Прежде чем разойтись, конспираторы угостились запеченным в сметане судаком. На прощание Смоляков поцеловал Анюте ручку, и та, раскрасневшись, позвала «заходить еще». Это предложение пришлось как нельзя кстати – зарождающемуся подполью нужна была конспиративная квартира.

В одно яркое утро напротив докторского дома на лавочке появился пролетарского вида паренек, с упоением лузгавший семечки. Украшая сплюнутой шелухой грязные сапоги, он жмурился, подставляя солнцу остроносое веснушчатое лицо.

Пичугин вел наблюдение. За час, который прошел с начала «вахты», из двора вышел только один человек. Вошли двое.

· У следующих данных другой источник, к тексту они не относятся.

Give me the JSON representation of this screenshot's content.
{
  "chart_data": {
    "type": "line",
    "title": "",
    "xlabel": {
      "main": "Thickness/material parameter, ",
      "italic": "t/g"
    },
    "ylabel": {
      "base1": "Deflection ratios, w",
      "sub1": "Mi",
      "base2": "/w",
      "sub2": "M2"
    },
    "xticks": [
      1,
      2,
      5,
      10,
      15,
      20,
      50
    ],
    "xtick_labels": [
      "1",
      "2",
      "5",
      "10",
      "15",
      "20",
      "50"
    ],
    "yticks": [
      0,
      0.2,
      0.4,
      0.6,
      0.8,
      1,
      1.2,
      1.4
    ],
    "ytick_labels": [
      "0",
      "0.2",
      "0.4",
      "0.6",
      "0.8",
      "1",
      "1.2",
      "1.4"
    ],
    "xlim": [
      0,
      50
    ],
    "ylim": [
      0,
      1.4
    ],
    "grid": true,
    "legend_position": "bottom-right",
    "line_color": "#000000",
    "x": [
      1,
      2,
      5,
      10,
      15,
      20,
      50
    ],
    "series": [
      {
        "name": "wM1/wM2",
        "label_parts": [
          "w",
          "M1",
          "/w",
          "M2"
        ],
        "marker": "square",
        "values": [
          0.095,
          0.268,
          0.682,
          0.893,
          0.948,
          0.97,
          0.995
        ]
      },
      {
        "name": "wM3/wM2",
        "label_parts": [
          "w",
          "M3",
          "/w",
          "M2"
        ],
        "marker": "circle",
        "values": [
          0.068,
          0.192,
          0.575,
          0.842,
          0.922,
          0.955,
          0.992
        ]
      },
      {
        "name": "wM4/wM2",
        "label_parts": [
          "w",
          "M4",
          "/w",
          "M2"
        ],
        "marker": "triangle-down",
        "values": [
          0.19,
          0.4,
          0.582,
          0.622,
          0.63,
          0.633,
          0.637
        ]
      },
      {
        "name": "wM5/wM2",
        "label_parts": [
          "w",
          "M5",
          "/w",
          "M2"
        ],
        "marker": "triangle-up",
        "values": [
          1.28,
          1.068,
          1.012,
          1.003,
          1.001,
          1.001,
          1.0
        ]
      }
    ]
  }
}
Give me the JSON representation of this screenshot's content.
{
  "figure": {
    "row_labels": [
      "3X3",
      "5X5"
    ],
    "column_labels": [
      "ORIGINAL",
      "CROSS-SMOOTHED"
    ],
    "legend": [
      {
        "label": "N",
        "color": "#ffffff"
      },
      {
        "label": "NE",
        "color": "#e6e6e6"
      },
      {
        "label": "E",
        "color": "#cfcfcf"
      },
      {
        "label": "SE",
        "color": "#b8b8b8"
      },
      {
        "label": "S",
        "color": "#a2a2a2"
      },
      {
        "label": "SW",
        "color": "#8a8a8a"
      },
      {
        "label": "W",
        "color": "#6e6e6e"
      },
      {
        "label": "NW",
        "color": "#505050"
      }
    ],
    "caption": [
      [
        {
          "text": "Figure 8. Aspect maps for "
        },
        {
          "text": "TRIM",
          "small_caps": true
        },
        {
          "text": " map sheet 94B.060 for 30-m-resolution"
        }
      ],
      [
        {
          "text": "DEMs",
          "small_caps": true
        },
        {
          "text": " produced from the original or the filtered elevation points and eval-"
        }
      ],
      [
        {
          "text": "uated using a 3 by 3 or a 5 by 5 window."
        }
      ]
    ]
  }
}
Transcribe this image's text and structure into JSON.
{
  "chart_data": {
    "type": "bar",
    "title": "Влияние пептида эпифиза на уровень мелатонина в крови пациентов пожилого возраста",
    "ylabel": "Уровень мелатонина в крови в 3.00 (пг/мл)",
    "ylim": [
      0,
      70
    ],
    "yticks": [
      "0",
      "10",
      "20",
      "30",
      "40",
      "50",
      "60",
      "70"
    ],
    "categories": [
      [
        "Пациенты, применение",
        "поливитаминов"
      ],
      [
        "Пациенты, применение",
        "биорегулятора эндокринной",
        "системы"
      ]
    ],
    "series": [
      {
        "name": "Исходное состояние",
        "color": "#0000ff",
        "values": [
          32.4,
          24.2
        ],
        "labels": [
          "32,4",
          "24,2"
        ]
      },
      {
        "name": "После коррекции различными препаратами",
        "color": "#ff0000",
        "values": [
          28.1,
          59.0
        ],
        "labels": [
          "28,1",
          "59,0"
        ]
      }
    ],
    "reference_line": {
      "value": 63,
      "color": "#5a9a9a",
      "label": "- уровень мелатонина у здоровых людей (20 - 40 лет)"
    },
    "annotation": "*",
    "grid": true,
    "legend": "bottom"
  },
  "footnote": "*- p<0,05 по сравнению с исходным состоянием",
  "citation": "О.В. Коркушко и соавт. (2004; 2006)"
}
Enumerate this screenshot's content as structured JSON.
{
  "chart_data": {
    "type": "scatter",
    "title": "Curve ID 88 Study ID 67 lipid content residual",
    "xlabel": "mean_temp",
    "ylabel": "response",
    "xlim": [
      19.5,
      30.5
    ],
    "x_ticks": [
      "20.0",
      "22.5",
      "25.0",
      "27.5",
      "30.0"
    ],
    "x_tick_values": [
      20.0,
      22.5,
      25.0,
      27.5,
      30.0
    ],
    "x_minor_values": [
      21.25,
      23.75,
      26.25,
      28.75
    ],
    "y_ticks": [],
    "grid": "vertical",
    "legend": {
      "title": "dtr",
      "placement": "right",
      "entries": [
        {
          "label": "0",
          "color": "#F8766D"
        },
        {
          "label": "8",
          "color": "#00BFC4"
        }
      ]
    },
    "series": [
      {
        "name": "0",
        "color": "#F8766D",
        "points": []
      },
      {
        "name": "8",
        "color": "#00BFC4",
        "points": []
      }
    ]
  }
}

Интеллигентного вида гражданин в шляпе – скорее всего, живущий здесь доктор. Во-первых, был он в пенсне, а во-вторых, приветливо потрепал болтавшегося у ворот пса. Другие, с хозяйским видом снующие по улице, походили на представителей уличного комитета. Мешок, который один из них тащил на плече, при посещении очередного двора становился все тяжелее.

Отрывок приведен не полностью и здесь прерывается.